Sobre o poder público, há um conluio: denúncias de que a Polícia Militar da cidade abastece gratuitamente seus veículos com o combustível fornecido pela Agropéu, por exemplo. Sucessivas gestões da prefeitura não enfrentaram os interesses do agronegócio, pelo contrário, abrem caminho para que o Quilombo Saco-Barreiro esteja cada vez mais lesado de seus direitos constitucionais.
Se o povo negro não soubesse resistir, nem eu estaria aqui para contar essa história. Faz 521 anos que tentam nos massacrar. O povo quilombola resiste, mas urge a atuação das entidades que são co-responsáveis por essa tragédia: a prefeitura de Pompéu, a Fundação Palmares, o Ministério Público, o INCRA, os órgãos de defesa dos direitos humanos e do meio-ambiente.
As ações tem morrido na praia sem conseguir de fato livrar o quilombo dessa destruição capitalista e suicida. Meu mandato se soma nesses esforços: realizei reunião no INCRA (Instituto Nacional de Colonização e Reforma Agrária) para conversar sobre a regularização das terras do quilombo; realizei reunião com a Cemig, para apresentar a demanda por energia elétrica na comunidade (e em outras comunidades quilombolas); estamos providenciando um veículo para auxiliar na logística do quilombo; e tomando outras iniciativas, acompanhando e fiscalizando de perto.
A vida no quilombo seria uma amostra do paraíso: comer o que se planta, nadar no riacho, compartilhar tudo, viver da generosidade da natureza.

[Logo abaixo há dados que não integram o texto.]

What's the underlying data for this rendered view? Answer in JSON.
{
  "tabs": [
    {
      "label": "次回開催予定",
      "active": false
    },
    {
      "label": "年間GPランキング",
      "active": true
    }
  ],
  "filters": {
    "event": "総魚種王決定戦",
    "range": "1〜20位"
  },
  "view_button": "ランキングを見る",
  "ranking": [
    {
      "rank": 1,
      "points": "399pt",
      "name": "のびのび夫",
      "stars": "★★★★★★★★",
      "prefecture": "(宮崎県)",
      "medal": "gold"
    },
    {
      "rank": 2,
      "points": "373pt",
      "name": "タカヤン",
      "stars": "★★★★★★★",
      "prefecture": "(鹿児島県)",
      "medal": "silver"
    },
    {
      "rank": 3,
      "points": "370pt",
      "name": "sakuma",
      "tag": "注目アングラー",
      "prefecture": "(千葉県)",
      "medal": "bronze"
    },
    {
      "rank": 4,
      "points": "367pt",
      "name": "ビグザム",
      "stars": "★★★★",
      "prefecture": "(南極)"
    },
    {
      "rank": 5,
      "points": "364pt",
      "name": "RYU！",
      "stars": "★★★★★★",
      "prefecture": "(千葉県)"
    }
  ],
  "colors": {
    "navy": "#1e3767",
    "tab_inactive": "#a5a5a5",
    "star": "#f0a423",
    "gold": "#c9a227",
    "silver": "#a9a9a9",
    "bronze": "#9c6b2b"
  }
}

O agronegócio e seus cúmplices tem tentado transformar em inferno. Nós seguimos resistindo e trabalhando para virar essa página da história secular do Quilombo Saco-Barreiro e voltar a ver as plantações agroecológicas em seu maior potencial e as famílias vivendo livres, felizes e saudáveis, sem ter que correr de chuva de veneno.